What are volume curves, and how do you optimize them for your business needs?
Volume curves form the basis of discounting the terms of business for many companies across various vertical industries like semiconductors, high-tech distribution, OEM manufacturing, and software—to name a few.
The idea is a simple one: if a customer buys more volume, we can discount the product or services further and incentivize the purchase of more units. Most likely, your company also has a standard set of curves with “volume break-points,” which may have some resemblance to Figure 1.
The two curves serve as examples for a) different product lines or b) for the same product line under normal or competitive/aggressive business scenarios. The table below represents an internal set of policies for various volume break points.
In Table 1 above, the first three set of break points (1-25, 26-99, 100-499) can serve the low volume customers from a company’s website, where customers directly go to the website to research the product line-card, product features, compare specifications, and download datasheets. In this environment, the companies operate more like a B2C where they can directly reach the customer.
The next set of break points (500-999, 1K-4999, 5K-9999) entices and rewards customers for purchasing additional volume. In this case, the customer enters a quote through a partner portal which can be evaluated by a “deal desk” or “quote center.”
The last set (10K+ and above) works like a negotiated B2B environment where many additional factors can be taken into account (customer purchase history, volume compliance, etc.) to give a negotiated discount on top of the volume policy discount.
In my experience in working with customers across various vertical industries, I have seen different forms of the curve. Some customers keep it very simple and have just a few volume curves for their entire line of products or business. Some choose to have a unique curve for each of the product lines or product parent families, thereby creating numerous curves that need to be maintained over time. And there are some companies that are in between and walk the fine line between simplicity and complexity of business terms.
There are various factors to consider when creating and implementing volume curves. In particular, there are two important aspects to keep in mind:
1.) Evaluate your volume curves periodically to make sure the intended purpose is served:
Things change, so you must be prepared for any scenario. Let’s look at two simplified examples where the volume curves may need to be adjusted periodically.
Data: Actual recognized revenue against each volume tier and corresponding discount from the list price or some common reference price.
Current Policy: Current volume discount policy based on volume breaks.
Approved Policy: The result of user reviewed and implemented discount (can include volume discount and negotiated discount in some cases).
Proposed Policy: The result of optimization algorithm (statistical analysis) recommending where the volume discount policy should reside.

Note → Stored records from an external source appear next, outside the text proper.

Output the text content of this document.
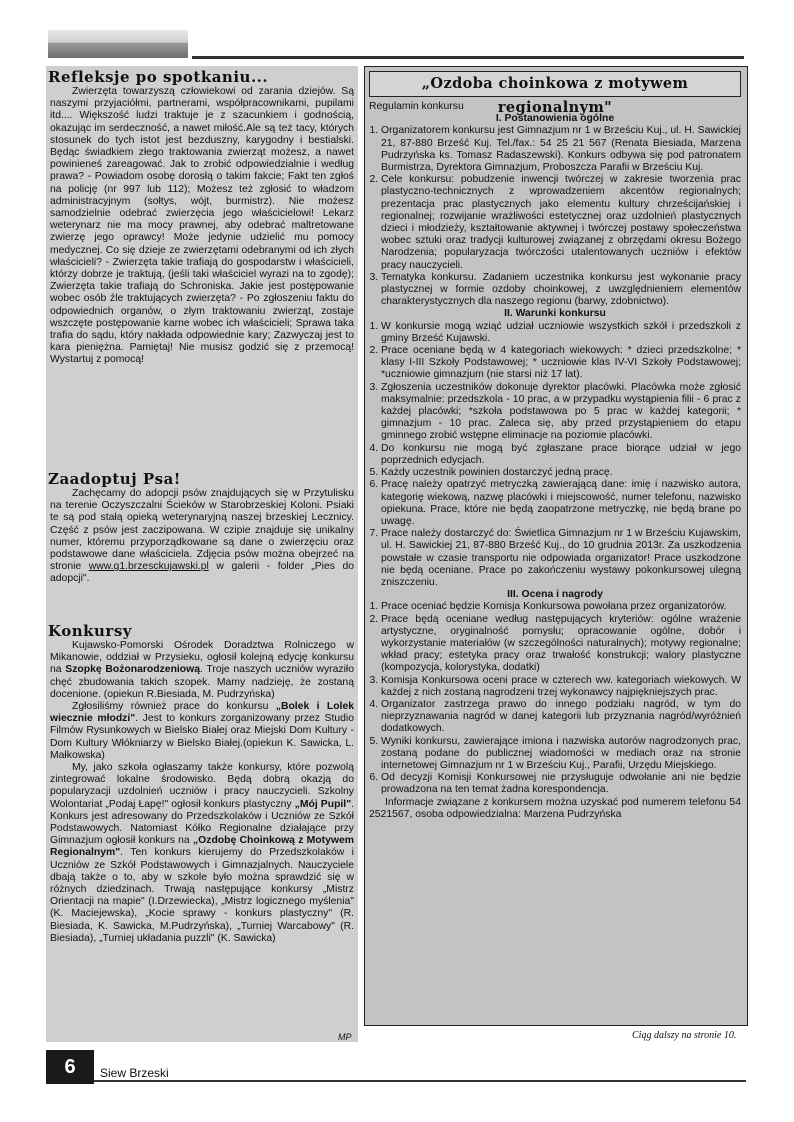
Refleksje po spotkaniu...

Zwierzęta towarzyszą człowiekowi od zarania dziejów. Są naszymi przyjaciółmi, partnerami, współpracownikami, pupilami itd.... Większość ludzi traktuje je z szacunkiem i godnością, okazując im serdeczność, a nawet miłość.Ale są też tacy, których stosunek do tych istot jest bezduszny, karygodny i bestialski. Będąc świadkiem złego traktowania zwierząt możesz, a nawet powinieneś zareagować. Jak to zrobić odpowiedzialnie i według prawa? - Powiadom osobę dorosłą o takim fakcie; Fakt ten zgłoś na policję (nr 997 lub 112); Możesz też zgłosić to władzom administracyjnym (sołtys, wójt, burmistrz). Nie możesz samodzielnie odebrać zwierzęcia jego właścicielowi! Lekarz weterynarz nie ma mocy prawnej, aby odebrać maltretowane zwierzę jego oprawcy! Może jedynie udzielić mu pomocy medycznej. Co się dzieje ze zwierzętami odebranymi od ich złych właścicieli? - Zwierzęta takie trafiają do gospodarstw i właścicieli, którzy dobrze je traktują, (jeśli taki właściciel wyrazi na to zgodę); Zwierzęta takie trafiają do Schroniska. Jakie jest postępowanie wobec osób źle traktujących zwierzęta? - Po zgłoszeniu faktu do odpowiednich organów, o złym traktowaniu zwierząt, zostaje wszczęte postępowanie karne wobec ich właścicieli; Sprawa taka trafia do sądu, który nakłada odpowiednie kary; Zazwyczaj jest to kara pieniężna. Pamiętaj! Nie musisz godzić się z przemocą! Wystartuj z pomocą!

Zaadoptuj Psa!

Zachęcamy do adopcji psów znajdujących się w Przytulisku na terenie Oczyszczalni Ścieków w Starobrzeskiej Koloni. Psiaki te są pod stałą opieką weterynaryjną naszej brzeskiej Lecznicy. Część z psów jest zaczipowana. W czipie znajduje się unikalny numer, któremu przyporządkowane są dane o zwierzęciu oraz podstawowe dane właściciela. Zdjęcia psów można obejrzeć na stronie www.g1.brzesckujawski.pl w galerii - folder „Pies do adopcji".

Konkursy

Kujawsko-Pomorski Ośrodek Doradztwa Rolniczego w Mikanowie, oddział w Przysieku, ogłosił kolejną edycję konkursu na Szopkę Bożonarodzeniową. Troje naszych uczniów wyraziło chęć zbudowania takich szopek. Mamy nadzieję, że zostaną docenione. (opiekun R.Biesiada, M. Pudrzyńska)

Zgłosiliśmy również prace do konkursu „Bolek i Lolek wiecznie młodzi". Jest to konkurs zorganizowany przez Studio Filmów Rysunkowych w Bielsko Białej oraz Miejski Dom Kultury - Dom Kultury Włókniarzy w Bielsko Białej.(opiekun K. Sawicka, L. Małkowska)

My, jako szkoła ogłaszamy także konkursy, które pozwolą zintegrować lokalne środowisko. Będą dobrą okazją do popularyzacji uzdolnień uczniów i pracy nauczycieli. Szkolny Wolontariat „Podaj Łapę!" ogłosił konkurs plastyczny „Mój Pupil". Konkurs jest adresowany do Przedszkolaków i Uczniów ze Szkół Podstawowych. Natomiast Kółko Regionalne działające przy Gimnazjum ogłosił konkurs na „Ozdobę Choinkową z Motywem Regionalnym". Ten konkurs kierujemy do Przedszkolaków i Uczniów ze Szkół Podstawowych i Gimnazjalnych. Nauczyciele dbają także o to, aby w szkole było można sprawdzić się w różnych dziedzinach. Trwają następujące konkursy „Mistrz Orientacji na mapie" (I.Drzewiecka), „Mistrz logicznego myślenia" (K. Maciejewska), „Kocie sprawy - konkurs plastyczny" (R. Biesiada, K. Sawicka, M.Pudrzyńska), „Turniej Warcabowy" (R. Biesiada), „Turniej układania puzzli" (K. Sawicka)

MP
„Ozdoba choinkowa z motywem regionalnym"

Regulamin konkursu

I. Postanowienia ogólne

1. Organizatorem konkursu jest Gimnazjum nr 1 w Brześciu Kuj., ul. H. Sawickiej 21, 87-880 Brześć Kuj. Tel./fax.: 54 25 21 567 (Renata Biesiada, Marzena Pudrzyńska ks. Tomasz Radaszewski). Konkurs odbywa się pod patronatem Burmistrza, Dyrektora Gimnazjum, Proboszcza Parafii w Brześciu Kuj.
2. Cele konkursu: pobudzenie inwencji twórczej w zakresie tworzenia prac plastyczno-technicznych z wprowadzeniem akcentów regionalnych; prezentacja prac plastycznych jako elementu kultury chrześcijańskiej i regionalnej; rozwijanie wrażliwości estetycznej oraz uzdolnień plastycznych dzieci i młodzieży, kształtowanie aktywnej i twórczej postawy społeczeństwa wobec sztuki oraz tradycji kulturowej związanej z obrzędami okresu Bożego Narodzenia; popularyzacja twórczości utalentowanych uczniów i efektów pracy nauczycieli.
3. Tematyka konkursu. Zadaniem uczestnika konkursu jest wykonanie pracy plastycznej w formie ozdoby choinkowej, z uwzględnieniem elementów charakterystycznych dla naszego regionu (barwy, zdobnictwo).

II. Warunki konkursu

1. W konkursie mogą wziąć udział uczniowie wszystkich szkół i przedszkoli z gminy Brześć Kujawski.
2. Prace oceniane będą w 4 kategoriach wiekowych: * dzieci przedszkolne; * klasy I-III Szkoły Podstawowej; * uczniowie klas IV-VI Szkoły Podstawowej; *uczniowie gimnazjum (nie starsi niż 17 lat).
3. Zgłoszenia uczestników dokonuje dyrektor placówki. Placówka może zgłosić maksymalnie: przedszkola - 10 prac, a w przypadku wystąpienia filii - 6 prac z każdej placówki; *szkoła podstawowa po 5 prac w każdej kategorii; * gimnazjum - 10 prac. Zaleca się, aby przed przystąpieniem do etapu gminnego zrobić wstępne eliminacje na poziomie placówki.
4. Do konkursu nie mogą być zgłaszane prace biorące udział w jego poprzednich edycjach.
5. Każdy uczestnik powinien dostarczyć jedną pracę.
6. Pracę należy opatrzyć metryczką zawierającą dane: imię i nazwisko autora, kategorię wiekową, nazwę placówki i miejscowość, numer telefonu, nazwisko opiekuna. Prace, które nie będą zaopatrzone metryczkę, nie będą brane po uwagę.
7. Prace należy dostarczyć do: Świetlica Gimnazjum nr 1 w Brześciu Kujawskim, ul. H. Sawickiej 21, 87-880 Brześć Kuj., do 10 grudnia 2013r. Za uszkodzenia powstałe w czasie transportu nie odpowiada organizator! Prace uszkodzone nie będą oceniane. Prace po zakończeniu wystawy pokonkursowej ulegną zniszczeniu.

III. Ocena i nagrody

1. Prace oceniać będzie Komisja Konkursowa powołana przez organizatorów.
2. Prace będą oceniane według następujących kryteriów: ogólne wrażenie artystyczne, oryginalność pomysłu; opracowanie ogólne, dobór i wykorzystanie materiałów (w szczególności naturalnych); motywy regionalne; wkład pracy; estetyka pracy oraz trwałość konstrukcji; walory plastyczne (kompozycja, kolorystyka, dodatki)
3. Komisja Konkursowa oceni prace w czterech ww. kategoriach wiekowych. W każdej z nich zostaną nagrodzeni trzej wykonawcy najpiękniejszych prac.
4. Organizator zastrzega prawo do innego podziału nagród, w tym do nieprzyznawania nagród w danej kategorii lub przyznania nagród/wyróżnień dodatkowych.
5. Wyniki konkursu, zawierające imiona i nazwiska autorów nagrodzonych prac, zostaną podane do publicznej wiadomości w mediach oraz na stronie internetowej Gimnazjum nr 1 w Brześciu Kuj., Parafii, Urzędu Miejskiego.
6. Od decyzji Komisji Konkursowej nie przysługuje odwołanie ani nie będzie prowadzona na ten temat żadna korespondencja.

Informacje związane z konkursem można uzyskać pod numerem telefonu 54 2521567, osoba odpowiedzialna: Marzena Pudrzyńska

Ciąg dalszy na stronie 10.
6	Siew Brzeski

Example 1. Decreased Discounts from the Current Policy in Place
Let’s take a look at Example 1: the current policy is in place and expected to give volume discounts at a much steeper rate, but the approved policy based on the transaction data suggests that the volume discounts should be decreased from the current policy in place. By performing a statistical analysis on the data set, we can recommend the right slope at which the proposed policy curve should reside. This can be pertinent to certain sub-sets of products or could be a result of legacy and outdated policies that need to be evaluated and further refined as the market and business conditions change.
Example 2. Increased Discounts from the Current Policy in Place
Let’s take a look at the Example 2: for a different product family, the current policy is in place and expected to give volume discounts at a certain standard rate, but the approved policy based on the transaction data suggests that the volume discounts should be increased from the current policy in place to meet the competitive market conditions. By performing statistical analysis on the data-set, we can recommend the right slope at which the proposed policy curve should reside, thus leaving ample room to apply the negotiated discount for each customer deal.
2.) Distinguishing between the volume curve discount (list price at volume) and negotiated discount:
“Negotiated Price = List Price @ Volume + Negotiated Discount”
Volume curves have a special role in pricing and should be managed separately for consistency and clarity of pricing. The volume curve policy should form the basis of an intelligent decision support system giving the user the ability to apply more conservative or realistic negotiated discounts. It is important to clearly differentiate between the list price at volume (which should be driven from a policy) and the negotiated discount.
This becomes even more important for companies considering a smart pricing (price optimization) project, as the policy based volume discount can be separated from the actual negotiated discount, thus giving users the true sense of what is being negotiated in each quote or deal. Once the true negotiated discount is calculated, the smart price guidance will be able to provide the right target price guidance.
By properly utilizing and monitoring volume curves, businesses with an array of product lines and customers buying at various levels can tune their pricing to better fit their situation.